今牧 さては惹かれるものがあったんですね(笑)?
古田 そこは紫苑とネズミっぽいですよね。
――舞台版の見どころになりそうな部分、楽しみなことはありますか?
古田 戦うシーンですね。自分が作りたいのは、ちゃんと命のやり取りに見えるやりあい。本気で戦っていたら、フェイントを入れたり泥臭い攻撃が入ったりすると思うんです。アクション担当の方と相談しながら、見栄えの良さから一歩踏み込んで、ヒリヒリした戦いを見せたいです。

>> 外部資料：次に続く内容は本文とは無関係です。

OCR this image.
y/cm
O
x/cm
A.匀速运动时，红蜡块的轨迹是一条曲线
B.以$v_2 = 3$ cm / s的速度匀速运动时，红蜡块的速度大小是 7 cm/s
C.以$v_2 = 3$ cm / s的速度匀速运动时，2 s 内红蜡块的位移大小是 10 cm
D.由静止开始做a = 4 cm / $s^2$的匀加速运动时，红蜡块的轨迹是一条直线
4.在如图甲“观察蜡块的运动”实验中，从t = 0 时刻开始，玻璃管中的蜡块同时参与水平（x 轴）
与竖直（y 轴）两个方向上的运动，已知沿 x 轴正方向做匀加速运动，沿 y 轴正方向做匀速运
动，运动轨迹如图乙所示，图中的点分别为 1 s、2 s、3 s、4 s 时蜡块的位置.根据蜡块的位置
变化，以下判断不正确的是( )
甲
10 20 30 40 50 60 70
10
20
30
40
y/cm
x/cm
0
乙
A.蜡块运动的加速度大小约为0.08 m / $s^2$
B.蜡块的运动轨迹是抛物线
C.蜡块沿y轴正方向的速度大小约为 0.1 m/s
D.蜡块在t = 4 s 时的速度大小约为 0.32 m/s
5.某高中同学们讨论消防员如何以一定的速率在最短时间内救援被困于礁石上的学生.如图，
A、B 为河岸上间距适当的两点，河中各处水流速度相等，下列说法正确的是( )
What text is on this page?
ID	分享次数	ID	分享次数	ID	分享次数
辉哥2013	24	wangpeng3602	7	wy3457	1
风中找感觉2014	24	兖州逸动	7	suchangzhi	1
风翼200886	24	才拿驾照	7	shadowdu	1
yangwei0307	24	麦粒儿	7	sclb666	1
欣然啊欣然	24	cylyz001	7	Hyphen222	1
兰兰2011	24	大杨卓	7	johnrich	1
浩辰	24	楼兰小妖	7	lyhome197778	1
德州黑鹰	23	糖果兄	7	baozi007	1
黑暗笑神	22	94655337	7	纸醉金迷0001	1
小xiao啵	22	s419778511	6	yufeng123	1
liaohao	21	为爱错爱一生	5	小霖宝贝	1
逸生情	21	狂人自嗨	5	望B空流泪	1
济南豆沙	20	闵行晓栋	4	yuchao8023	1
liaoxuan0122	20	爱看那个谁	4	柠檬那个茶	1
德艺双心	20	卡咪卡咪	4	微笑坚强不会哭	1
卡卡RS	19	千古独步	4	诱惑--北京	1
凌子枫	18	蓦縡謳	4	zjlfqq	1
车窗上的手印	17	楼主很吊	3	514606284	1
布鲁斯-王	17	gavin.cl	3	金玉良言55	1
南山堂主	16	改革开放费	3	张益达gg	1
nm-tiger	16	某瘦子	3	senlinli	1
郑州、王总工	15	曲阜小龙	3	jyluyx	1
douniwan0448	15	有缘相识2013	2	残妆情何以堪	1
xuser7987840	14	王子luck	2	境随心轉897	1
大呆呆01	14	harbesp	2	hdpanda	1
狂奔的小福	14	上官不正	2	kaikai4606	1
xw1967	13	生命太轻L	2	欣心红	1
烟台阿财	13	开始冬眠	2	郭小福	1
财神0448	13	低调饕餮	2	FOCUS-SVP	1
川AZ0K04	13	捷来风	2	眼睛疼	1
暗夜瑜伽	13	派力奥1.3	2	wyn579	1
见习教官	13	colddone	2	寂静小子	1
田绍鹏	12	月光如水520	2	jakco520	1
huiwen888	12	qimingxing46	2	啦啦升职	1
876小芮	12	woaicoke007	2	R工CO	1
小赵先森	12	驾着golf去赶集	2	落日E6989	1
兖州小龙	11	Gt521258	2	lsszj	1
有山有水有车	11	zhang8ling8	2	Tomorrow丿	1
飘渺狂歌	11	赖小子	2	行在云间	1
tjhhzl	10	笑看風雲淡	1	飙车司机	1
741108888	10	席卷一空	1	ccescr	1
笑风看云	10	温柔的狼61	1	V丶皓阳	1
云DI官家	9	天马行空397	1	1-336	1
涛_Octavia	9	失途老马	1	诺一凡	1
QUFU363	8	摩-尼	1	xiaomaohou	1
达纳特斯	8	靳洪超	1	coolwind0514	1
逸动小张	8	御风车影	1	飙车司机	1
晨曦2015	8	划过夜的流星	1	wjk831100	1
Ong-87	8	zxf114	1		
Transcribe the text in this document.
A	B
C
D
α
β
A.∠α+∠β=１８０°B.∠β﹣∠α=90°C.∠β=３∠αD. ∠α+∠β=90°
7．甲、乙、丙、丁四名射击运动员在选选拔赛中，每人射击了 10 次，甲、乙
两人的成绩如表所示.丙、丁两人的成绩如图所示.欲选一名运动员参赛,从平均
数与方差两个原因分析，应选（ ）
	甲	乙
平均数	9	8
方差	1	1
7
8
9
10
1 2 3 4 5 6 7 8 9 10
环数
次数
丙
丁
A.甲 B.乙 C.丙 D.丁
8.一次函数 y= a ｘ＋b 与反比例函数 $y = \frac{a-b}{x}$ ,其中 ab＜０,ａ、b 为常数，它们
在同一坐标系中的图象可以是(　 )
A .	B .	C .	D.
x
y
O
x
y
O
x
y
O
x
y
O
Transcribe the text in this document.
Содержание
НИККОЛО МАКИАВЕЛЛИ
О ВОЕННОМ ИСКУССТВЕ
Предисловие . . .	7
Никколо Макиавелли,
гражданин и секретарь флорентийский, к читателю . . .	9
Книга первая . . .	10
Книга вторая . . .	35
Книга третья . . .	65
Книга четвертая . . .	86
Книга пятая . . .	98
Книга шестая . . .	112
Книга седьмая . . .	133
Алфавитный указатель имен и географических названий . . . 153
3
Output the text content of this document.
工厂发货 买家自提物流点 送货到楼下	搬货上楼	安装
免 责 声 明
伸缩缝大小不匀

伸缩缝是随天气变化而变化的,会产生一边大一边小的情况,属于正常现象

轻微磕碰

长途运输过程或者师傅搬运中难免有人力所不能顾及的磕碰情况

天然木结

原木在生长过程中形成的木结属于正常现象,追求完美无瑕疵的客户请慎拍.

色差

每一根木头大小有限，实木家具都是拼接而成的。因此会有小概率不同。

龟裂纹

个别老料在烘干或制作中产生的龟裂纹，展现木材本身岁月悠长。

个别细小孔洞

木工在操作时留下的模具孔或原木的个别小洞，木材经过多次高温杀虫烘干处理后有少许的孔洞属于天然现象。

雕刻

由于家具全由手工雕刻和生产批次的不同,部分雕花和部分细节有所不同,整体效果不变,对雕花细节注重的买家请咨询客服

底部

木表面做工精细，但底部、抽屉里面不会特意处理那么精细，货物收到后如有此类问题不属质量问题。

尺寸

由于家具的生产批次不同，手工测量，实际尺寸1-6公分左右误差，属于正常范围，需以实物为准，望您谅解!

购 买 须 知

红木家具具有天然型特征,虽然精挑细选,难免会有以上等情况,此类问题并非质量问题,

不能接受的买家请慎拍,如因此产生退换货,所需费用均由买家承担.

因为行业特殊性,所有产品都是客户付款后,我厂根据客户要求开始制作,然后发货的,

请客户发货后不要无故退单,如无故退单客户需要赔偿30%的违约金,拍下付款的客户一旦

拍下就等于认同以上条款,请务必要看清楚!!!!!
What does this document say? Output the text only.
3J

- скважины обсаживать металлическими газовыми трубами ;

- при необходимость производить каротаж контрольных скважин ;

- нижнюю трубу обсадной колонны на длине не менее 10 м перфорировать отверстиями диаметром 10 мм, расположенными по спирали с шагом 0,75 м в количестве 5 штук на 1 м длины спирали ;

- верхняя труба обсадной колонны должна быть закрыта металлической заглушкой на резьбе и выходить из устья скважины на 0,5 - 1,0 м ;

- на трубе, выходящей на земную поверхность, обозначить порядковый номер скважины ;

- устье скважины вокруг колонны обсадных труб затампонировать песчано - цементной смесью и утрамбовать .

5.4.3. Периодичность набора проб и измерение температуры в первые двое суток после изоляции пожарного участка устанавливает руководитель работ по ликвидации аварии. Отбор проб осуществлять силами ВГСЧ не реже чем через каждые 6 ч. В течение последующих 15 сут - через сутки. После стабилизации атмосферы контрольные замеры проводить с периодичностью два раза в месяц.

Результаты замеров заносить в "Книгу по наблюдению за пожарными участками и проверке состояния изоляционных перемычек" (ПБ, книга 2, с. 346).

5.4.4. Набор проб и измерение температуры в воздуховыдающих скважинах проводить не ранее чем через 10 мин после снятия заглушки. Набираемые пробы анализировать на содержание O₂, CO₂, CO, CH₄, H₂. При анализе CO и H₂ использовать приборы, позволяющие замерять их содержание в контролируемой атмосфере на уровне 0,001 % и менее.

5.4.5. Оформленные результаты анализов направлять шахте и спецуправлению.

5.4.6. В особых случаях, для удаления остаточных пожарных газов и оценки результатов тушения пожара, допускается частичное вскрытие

今牧 「NO.6」に初めて触れた時、ミュージカルにしたらすごく面白そうだと感じました。小説や漫画で少し表現しづらい部分が歌になっている印象を受けましたし、浅井さんの歌詞がまた幻想的で美しいので楽曲が楽しみ。共演する皆様もミュージカル界のすごい方ばかりで、本番はもちろん、稽古も含めた全てが楽しみです。
全力で挑み、「NO.6」を大きく盛り上げたい
――今回W主演のお二人。主演を務めるときに心掛けていること、大切にしていることは何ですか?
今牧 僕はあまり人に強く言えない性格で、ガツンと言わないといけない時は周りの方が助けてくださることが多いです。自分にできる精一杯をやって、その姿でカンパニーの皆さんが何か感じてくださることがあったらいいなと思います。意識してやっているのは毎日絶対に全員と会話することですね。
古田 自分は言うタイプですが、それはあくまで作品とお客様のため。いろんな主役・座長の形があると思います。自分のタイプを考えると、自分が頑張っているからついてこいというタイプ。一番頑張って周りにも「頑張らなきゃ」と思わせたいです。
――紫苑とネズミの奇跡的な出会いから始まる物語ですが、お二人にとって、奇跡の出会いと呼べるものはなにかありますか?
古田 去年、釣りがしたくて沖縄に行きました。現地の方が沖縄の役者さんも集めて釣りをする会をしてくれたんですが、実は沖縄ってそんなに釣れるわけじゃない。でも、5時間くらい粘って僕だけ釣れて、みんなすごく喜んでくれた。その場にいた全員にとって思い出になったと思うので奇跡だったと思うし、“持ってる”なと自分で思いました。
今牧 ありきたりですが、仲良くなった人は全員奇跡の出会いだと思います。後々振り返って、「あの時少しでも何か違っていたら」と考えることがあるんです。でも、それは僕の行動だけじゃ成立しない。相手も行動しなければ出会えなかった人もたくさんいるので、それはもう奇跡ですね。
――楽しみにしている皆さんへのメッセージをお願いします
古田 この作品のための稽古だけじゃなく、今までやってきた全てをこの作品で出そうと思っています。10代後半から20代にかけてやってきたことを集結させた最終決戦くらいの気持ちで臨みたいし、それができそうな箇所がたくさんある。全て作品に注ぎ込むのを見にきてほしいです。
今牧 情報解禁の時に「NO.6」がトレンド入りしていて、海外でも楽しみにしてくださっている方がたくさんいました。前から大好きだった人たちがもっと大好きになってくれるようにしたいです。改めてこの作品を思い切り盛り上げようと思っているので、ぜひ楽しみにしてください。